In observational studies with time-to-event outcomes, we expect that there will be confounding and would usually adjust for these confounders in a survival model. From such models, an adjusted hazard ratio comparing exposed and unexposed subjects is often reported. This is fine, but hazard ratios can be difficult to interpret and are not collapsible. There are further problems when trying to interpret hazard ratios as causal effects. Risks are much easier to interpret than rates, so quantifying the difference on the survival scale can be desirable. In Stata,
stcurve gives survival curves after fitting a model where certain covariates can be given specific values, but those not specified are given mean values.

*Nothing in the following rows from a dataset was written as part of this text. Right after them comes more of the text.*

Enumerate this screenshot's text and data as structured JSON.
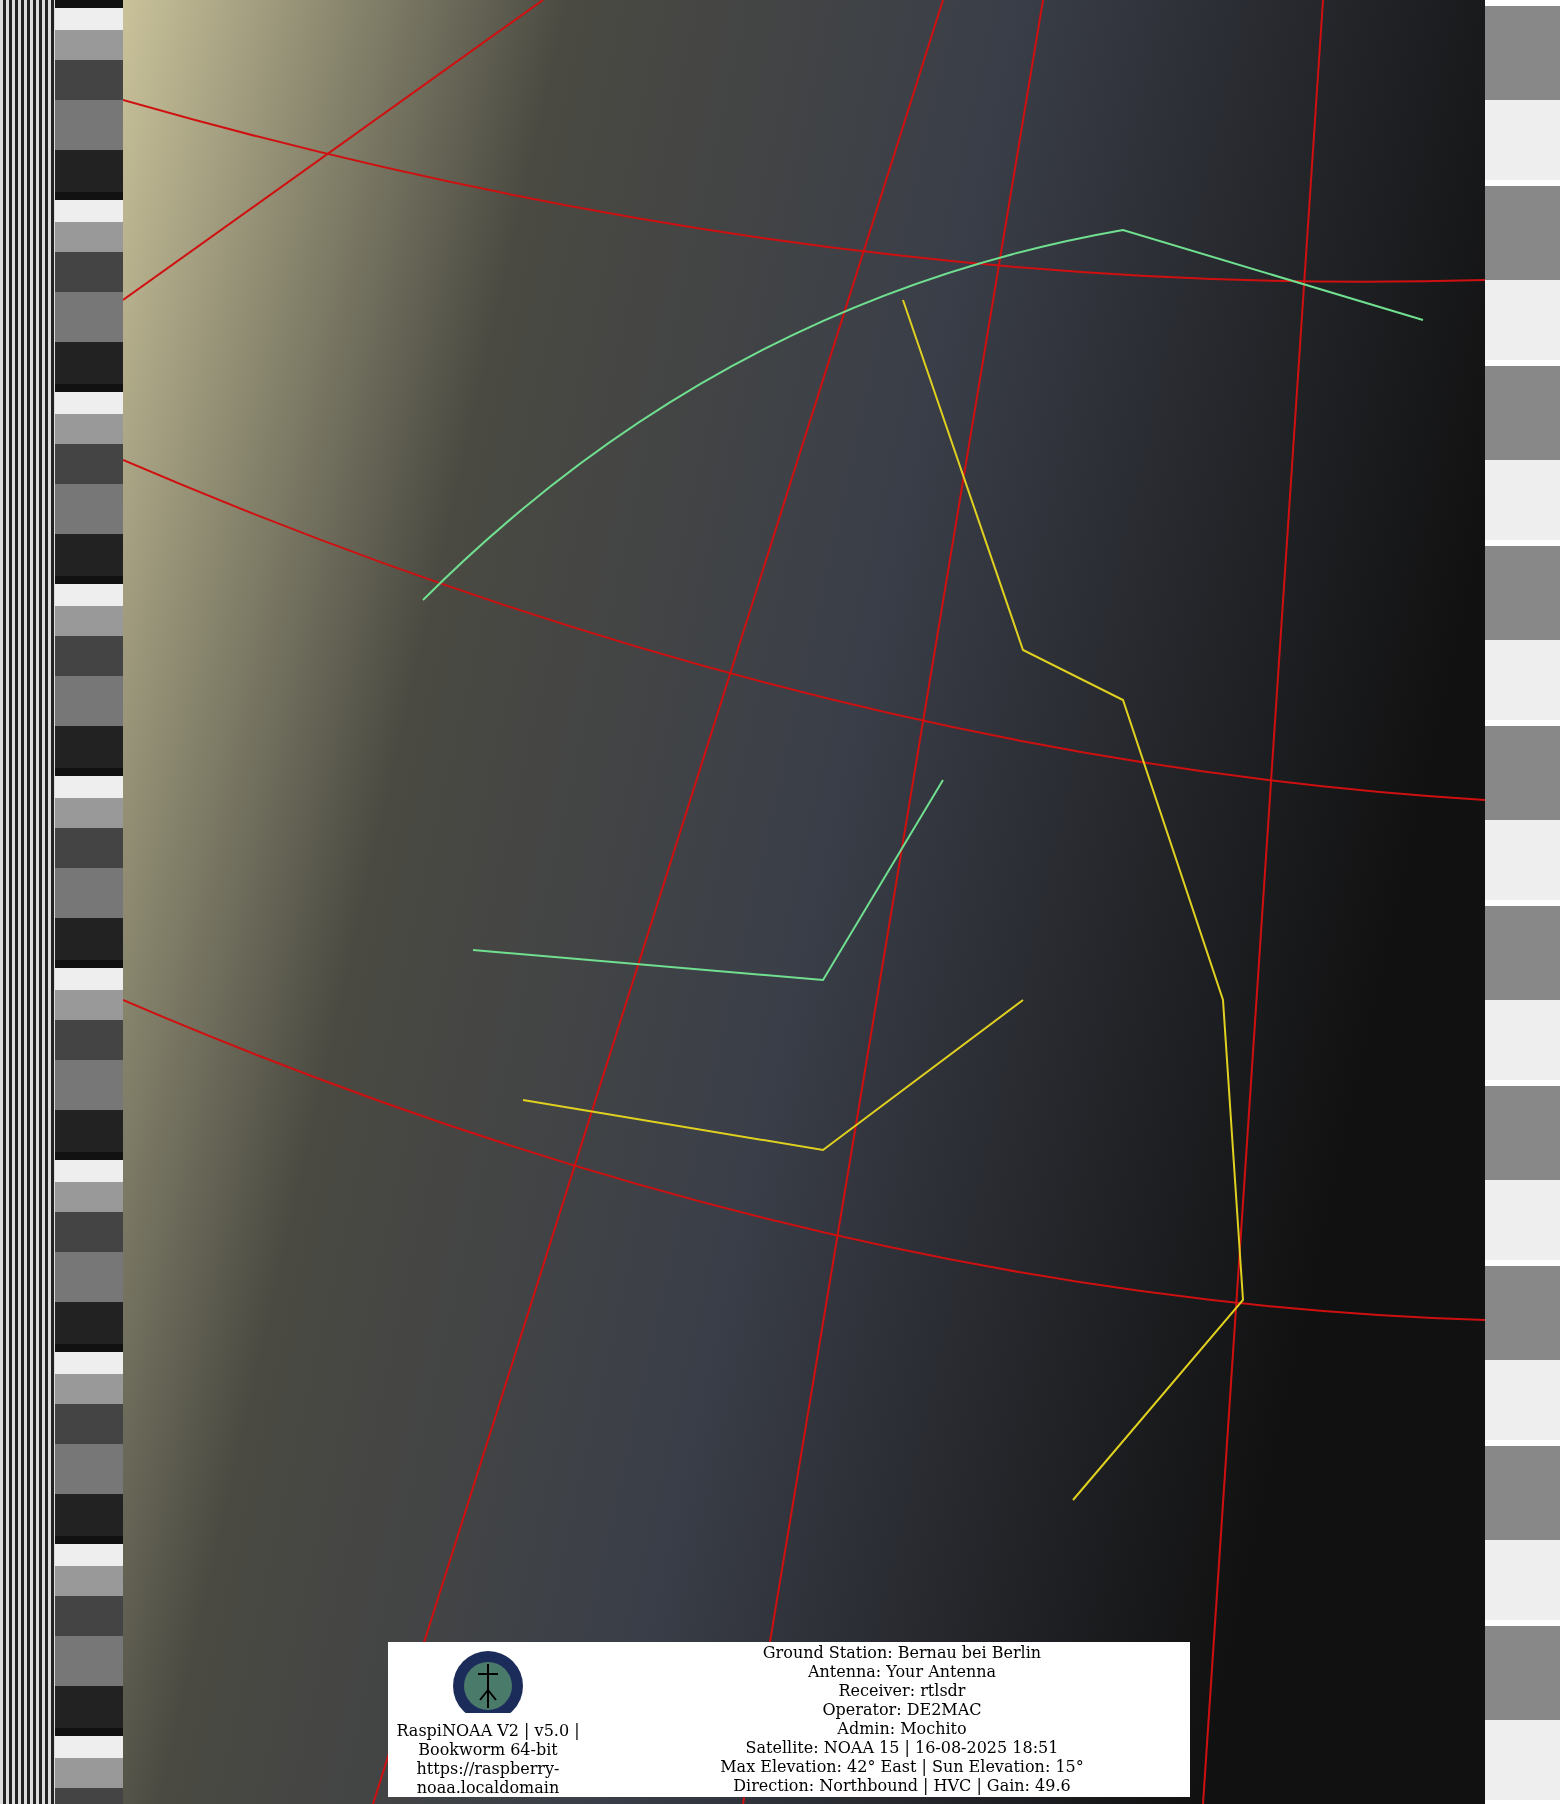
{
  "image": {
    "station_text": [
      "RaspiNOAA V2 | v5.0 |",
      "Bookworm 64-bit",
      "https://raspberry-",
      "noaa.localdomain"
    ],
    "details": [
      "Ground Station: Bernau bei Berlin",
      "Antenna: Your Antenna",
      "Receiver: rtlsdr",
      "Operator: DE2MAC",
      "Admin: Mochito",
      "Satellite: NOAA 15 | 16-08-2025 18:51",
      "Max Elevation: 42° East | Sun Elevation: 15°",
      "Direction: Northbound | HVC | Gain: 49.6"
    ]
  }
}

Thus, it gives a prediction for an individual who happens to have the mean values of each covariate and may not reflect the average in the population. An alternative is to use standardization to estimate marginal effects, where the regression model is used to predict the survival curve for unexposed and exposed subjects at all combinations of other covariates included in the model. These predictions are then averaged to give marginal effects. I will describe a command,
stpm2_standsurv, that obtains various standardized measures after fitting a flexible parametric survival model. The command can estimate standardized survival curves, the marginal hazard function, the standardized restricted mean survival time, and centiles of the standardized survival curve. Contrasts can be made between any of these measures (differences, ratios). A user-defined function can be given for more complex contrasts.